First it was eBay, then Facebook. Still on the watch list are Instagram and dozens of independent websites. Now Amazon.com has become the latest site, on which coupon insert sellers have had their operation shut down.
News America Marketing, the publisher of the SmartSource coupon inserts, has made Amazon the latest front in its ongoing battle against insert sales.
“We recently became aware that SmartSource Magazine coupon inserts were turning up for sale on Amazon.com,” News America spokesperson Laura Richards explained to Coupons in the News. The company reached out to Amazon’s Global Security Operations team, who responded “by removing all listings for SmartSource coupon inserts and informing the sellers that their sale is prohibited.”

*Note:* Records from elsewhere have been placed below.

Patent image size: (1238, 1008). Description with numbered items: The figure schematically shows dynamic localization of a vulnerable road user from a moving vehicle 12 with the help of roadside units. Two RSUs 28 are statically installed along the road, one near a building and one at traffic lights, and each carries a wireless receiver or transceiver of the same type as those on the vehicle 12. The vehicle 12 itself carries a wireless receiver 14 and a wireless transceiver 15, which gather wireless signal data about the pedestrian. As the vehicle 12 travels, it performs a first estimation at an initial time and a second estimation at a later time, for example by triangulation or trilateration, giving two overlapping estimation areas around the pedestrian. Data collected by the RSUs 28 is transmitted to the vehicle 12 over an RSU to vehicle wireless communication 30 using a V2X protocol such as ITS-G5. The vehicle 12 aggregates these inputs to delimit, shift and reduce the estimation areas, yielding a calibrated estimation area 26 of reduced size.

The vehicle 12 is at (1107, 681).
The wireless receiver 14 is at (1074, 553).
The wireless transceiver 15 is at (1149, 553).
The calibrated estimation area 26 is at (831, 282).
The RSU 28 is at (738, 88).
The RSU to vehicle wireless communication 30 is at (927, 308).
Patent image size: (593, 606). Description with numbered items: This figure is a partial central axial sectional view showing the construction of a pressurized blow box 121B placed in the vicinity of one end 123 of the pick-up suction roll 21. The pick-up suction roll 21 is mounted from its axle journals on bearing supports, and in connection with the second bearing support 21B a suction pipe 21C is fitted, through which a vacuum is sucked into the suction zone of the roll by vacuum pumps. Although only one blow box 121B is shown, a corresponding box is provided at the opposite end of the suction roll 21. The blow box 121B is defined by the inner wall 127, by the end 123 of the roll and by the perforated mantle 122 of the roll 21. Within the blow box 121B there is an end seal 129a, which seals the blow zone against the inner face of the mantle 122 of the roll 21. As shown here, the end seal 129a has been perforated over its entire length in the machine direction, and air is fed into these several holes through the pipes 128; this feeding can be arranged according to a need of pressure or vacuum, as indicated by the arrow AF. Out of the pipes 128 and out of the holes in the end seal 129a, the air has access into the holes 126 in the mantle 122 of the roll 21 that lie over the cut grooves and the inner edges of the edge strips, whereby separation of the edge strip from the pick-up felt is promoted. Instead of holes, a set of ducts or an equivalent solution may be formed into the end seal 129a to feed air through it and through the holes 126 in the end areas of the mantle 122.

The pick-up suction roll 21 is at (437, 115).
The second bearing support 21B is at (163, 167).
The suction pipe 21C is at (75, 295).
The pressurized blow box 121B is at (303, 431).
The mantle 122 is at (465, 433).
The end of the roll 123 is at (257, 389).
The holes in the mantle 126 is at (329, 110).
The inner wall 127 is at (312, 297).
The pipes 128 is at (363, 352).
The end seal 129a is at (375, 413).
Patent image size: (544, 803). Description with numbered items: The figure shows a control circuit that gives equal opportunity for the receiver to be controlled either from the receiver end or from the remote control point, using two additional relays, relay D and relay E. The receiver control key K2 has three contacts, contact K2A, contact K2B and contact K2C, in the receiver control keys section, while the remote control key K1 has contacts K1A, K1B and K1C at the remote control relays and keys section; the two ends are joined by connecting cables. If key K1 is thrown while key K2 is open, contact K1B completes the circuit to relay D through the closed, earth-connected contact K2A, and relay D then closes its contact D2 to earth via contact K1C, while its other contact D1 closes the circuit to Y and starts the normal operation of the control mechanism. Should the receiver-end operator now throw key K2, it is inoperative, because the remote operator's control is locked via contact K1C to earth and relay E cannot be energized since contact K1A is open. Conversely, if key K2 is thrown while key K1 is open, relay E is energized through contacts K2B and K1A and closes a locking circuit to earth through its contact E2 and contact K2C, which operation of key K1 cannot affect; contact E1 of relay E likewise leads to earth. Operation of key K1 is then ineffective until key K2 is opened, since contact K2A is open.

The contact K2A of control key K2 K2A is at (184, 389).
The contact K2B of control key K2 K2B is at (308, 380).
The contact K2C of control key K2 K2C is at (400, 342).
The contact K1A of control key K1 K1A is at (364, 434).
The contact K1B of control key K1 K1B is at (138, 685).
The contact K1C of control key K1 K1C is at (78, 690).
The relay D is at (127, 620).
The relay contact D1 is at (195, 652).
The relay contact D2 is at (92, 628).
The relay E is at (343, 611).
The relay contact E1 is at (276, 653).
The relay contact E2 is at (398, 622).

News America’s move comes several months after it began running ads in dozens of newspapers, offering a reward for information about the sale of potentially stolen Sunday coupon inserts. They’re seeking to learn the identities and methods of several sellers who are obtaining and selling massive quantities of inserts – so many, that they couldn’t possibly acquire them merely by purchasing newspapers.
Coupon publishers have long frowned upon coupon sales, even from people who actually do buy stacks of newspapers, and then clip out all of the coupons to offer in batches to buyers. But lately, the sheer quantities of whole inserts for sale has become alarming, with some sellers peddling hundreds or even thousands of mint-condition inserts that could only have been obtained by questionable means.
So the coupon industry has tried to stem the sale of coupons by targeting some of the third-party websites that many sellers use. After years of pestering from the industry, eBay announced in 2013 that it would severely limit the sale of coupons. A crackdown on Facebook “glitch” groups, in which members openly advocate the misuse of coupons, followed last year.
And now it’s Amazon’s turn. A search for coupon inserts on the site turns up recently-removed items such as “Lot of 20 Redplum & SmartSource Coupon Books/Inserts from the 2-1-15 Sunday Paper”. That’s despite Amazon’s policies for sellers, which include several restrictions that could be said to apply to coupon sellers, such as a rule that “all items offered for sale on Amazon.com must be commercially produced and authorized or licensed for sale as a retail product.” If the coupon publishers don’t want their coupons sold, Amazon’s terms and conditions can prevent sellers from doing it.
There’s no word from Amazon on whether it’s policing its site to remove all coupon insert listings, or merely responding to News America’s request that it remove SmartSource listings specifically. Valassis, the publisher of RedPlum, and Procter & Gamble did not respond to requests for comment about whether they have made similar requests to Amazon regarding their own coupons.
Nevertheless, there’s no indication that Amazon was, or was on the way to becoming, a hotbed of coupon selling anyway. Amazon insert sellers were relatively few and far between, as compared to other sites where coupons and inserts are offered for sale with abandon.
Still, for News America, a small victory is still a victory. “Coupon security is something we take very seriously,” Richards said, “and we are pleased that this issue was resolved quickly and favorably for our customers, our clients and News America Marketing.”
Just not for the insert sellers. But at least there are still plenty of other places they can peddle their coupons.